Note that there are other use-cases not described here,
such as profiling part of a loop where counters may be
paused and restarted, or where a snapshot of current
counters is needed without stopping the counters. The current
implementation may not obviously handle these cases, but the
implementation in self-profile.h
is not complex and can
easily be adapted.
Then, build your application.
To access the performance counters, you may need to increase
general privileges as set in /proc/sys/kernel/perf_event_paranoid
.
By default, this will likely be set to "4", but needs to be
less than 4:
$ echo 3 | /usr/bin/sudo /usr/bin/tee /proc/sys/kernel/perf_event_paranoid
To collect and report data for a set of counters, simply set the respective environment for the counter before running the application. The variable names are shown in "Supported events", above. For example:
$ export PERF_COUNT_HW_CPU_CYCLES=1
$ export PERF_COUNT_HW_INSTRUCTIONS=1
$ export PERF_COUNT_HW_BRANCH_INSTRUCTIONS=1
$ export PERF_COUNT_HW_BRANCH_MISSES=1
Then, run your application.
$ PERF_COUNT_HW_CPU_CYCLES=1 ./test_profile
Error opening leader 0
perf_event_open: Permission denied
The user will need some slightly elevated privileges in order to
enable profiling. The current default privilege level can be seen
in /proc/sys/kernel/perf_event_paranoid
:
$ cat /proc/sys/kernel/perf_event_paranoid
4
Lower values means increased privileges.

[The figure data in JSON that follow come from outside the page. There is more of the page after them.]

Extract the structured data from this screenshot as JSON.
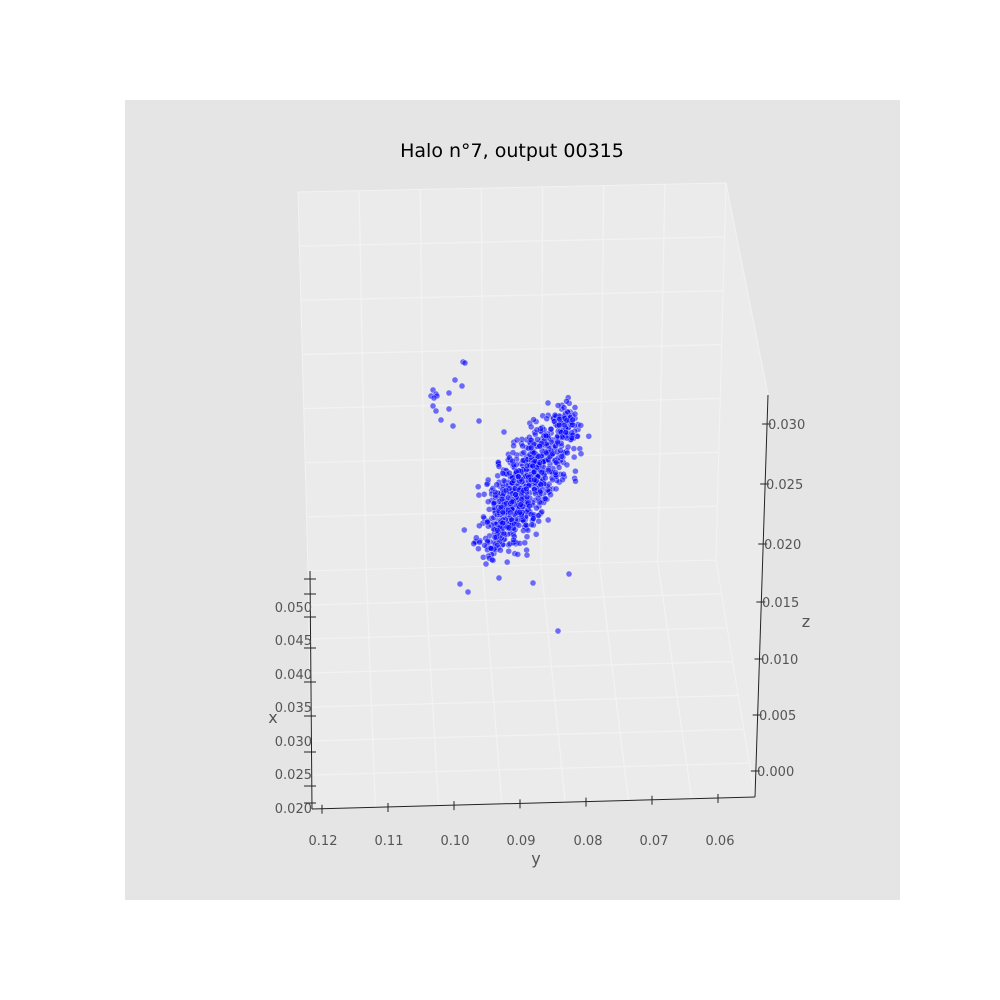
{
  "colors": {
    "figure_background": "#ffffff",
    "axes_background": "#e5e5e5",
    "pane_color": "#ebebeb",
    "grid_color": "#f2f2f2",
    "axis_line": "#222222",
    "point_color": "#0000ff"
  },
  "chart_data": {
    "type": "scatter",
    "projection": "3d",
    "title": "Halo n°7, output 00315",
    "xlabel": "x",
    "ylabel": "y",
    "zlabel": "z",
    "xlim": [
      0.019,
      0.053
    ],
    "ylim": [
      0.055,
      0.122
    ],
    "zlim": [
      -0.002,
      0.032
    ],
    "xticks": [
      "0.020",
      "0.025",
      "0.030",
      "0.035",
      "0.040",
      "0.045",
      "0.050"
    ],
    "yticks": [
      "0.12",
      "0.11",
      "0.10",
      "0.09",
      "0.08",
      "0.07",
      "0.06"
    ],
    "zticks": [
      "0.000",
      "0.005",
      "0.010",
      "0.015",
      "0.020",
      "0.025",
      "0.030"
    ],
    "grid": true,
    "point_alpha": 0.55,
    "points_approx": [
      [
        0.036,
        0.101,
        0.024
      ],
      [
        0.038,
        0.1,
        0.023
      ],
      [
        0.037,
        0.098,
        0.022
      ],
      [
        0.039,
        0.097,
        0.021
      ],
      [
        0.035,
        0.099,
        0.025
      ],
      [
        0.04,
        0.096,
        0.02
      ],
      [
        0.037,
        0.095,
        0.022
      ],
      [
        0.038,
        0.094,
        0.023
      ],
      [
        0.036,
        0.093,
        0.024
      ],
      [
        0.039,
        0.092,
        0.021
      ],
      [
        0.041,
        0.091,
        0.019
      ],
      [
        0.034,
        0.097,
        0.026
      ],
      [
        0.042,
        0.09,
        0.018
      ],
      [
        0.038,
        0.089,
        0.022
      ],
      [
        0.035,
        0.087,
        0.025
      ],
      [
        0.037,
        0.086,
        0.024
      ]
    ]
  }
}
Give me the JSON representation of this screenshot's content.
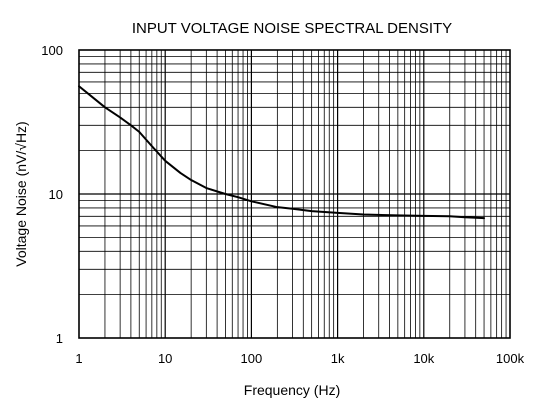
{
  "chart_data": {
    "type": "line",
    "title": "INPUT VOLTAGE NOISE SPECTRAL DENSITY",
    "xlabel": "Frequency (Hz)",
    "ylabel": "Voltage Noise (nV/√Hz)",
    "x_scale": "log",
    "y_scale": "log",
    "xlim": [
      1,
      100000
    ],
    "ylim": [
      1,
      100
    ],
    "grid": true,
    "x_ticks": [
      {
        "value": 1,
        "label": "1"
      },
      {
        "value": 10,
        "label": "10"
      },
      {
        "value": 100,
        "label": "100"
      },
      {
        "value": 1000,
        "label": "1k"
      },
      {
        "value": 10000,
        "label": "10k"
      },
      {
        "value": 100000,
        "label": "100k"
      }
    ],
    "y_ticks": [
      {
        "value": 1,
        "label": "1"
      },
      {
        "value": 10,
        "label": "10"
      },
      {
        "value": 100,
        "label": "100"
      }
    ],
    "series": [
      {
        "x": [
          1,
          1.5,
          2,
          3,
          4,
          5,
          7,
          10,
          15,
          20,
          30,
          50,
          70,
          100,
          200,
          300,
          500,
          1000,
          2000,
          5000,
          10000,
          20000,
          30000,
          50000
        ],
        "y": [
          56,
          46,
          40,
          34,
          30,
          27,
          21.5,
          17,
          14,
          12.5,
          11,
          10,
          9.5,
          8.9,
          8.1,
          7.9,
          7.6,
          7.4,
          7.2,
          7.1,
          7.05,
          7.0,
          6.9,
          6.8
        ]
      }
    ],
    "colors": {
      "line": "#000000",
      "grid": "#000000",
      "background": "#ffffff"
    }
  }
}
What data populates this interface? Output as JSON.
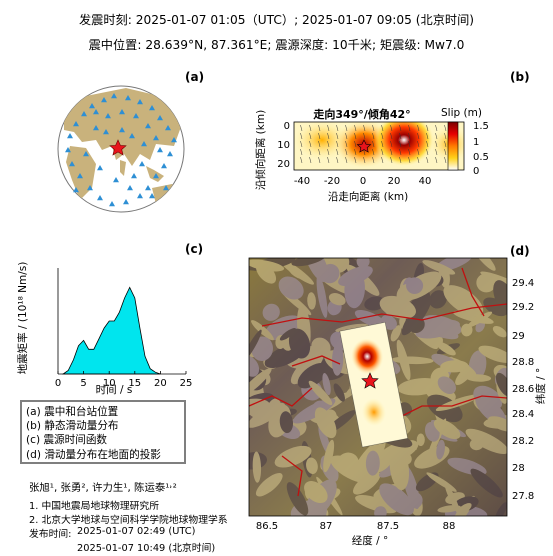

A level of "3" is likely sufficient for basic counters:
echo 3 | /usr/bin/sudo /usr/bin/tee /proc/sys/kernel/perf_event_paranoid
If the report contains counts which are all zero, but are expected to be positive, it could be that too many events are selected.
PERF_COUNT_HW_CPU_CYCLES(0): 0
PERF_COUNT_HW_INSTRUCTIONS(1): 0
PERF_COUNT_HW_BRANCH_INSTRUCTIONS(4): 0
PERF_COUNT_HW_BRANCH_MISSES(5): 0
PERF_COUNT_L1D_READ_ACCESS(0): 0
PERF_COUNT_L1D_READ_MISS(65536): 0
PERF_COUNT_L1D_WRITE_ACCESS(256): 0
PERF_COUNT_LL_READ_ACCESS(2): 0
PERF_COUNT_LL_READ_MISS(65538): 0
Try enabling fewer events.
$ PERF_COUNT_L1D_WRITE_MISS=1 ./test_profile
Error opening leader 10100
perf_event_open: No such file or directory
A selected event is likely unsupported, and cannot be profiled.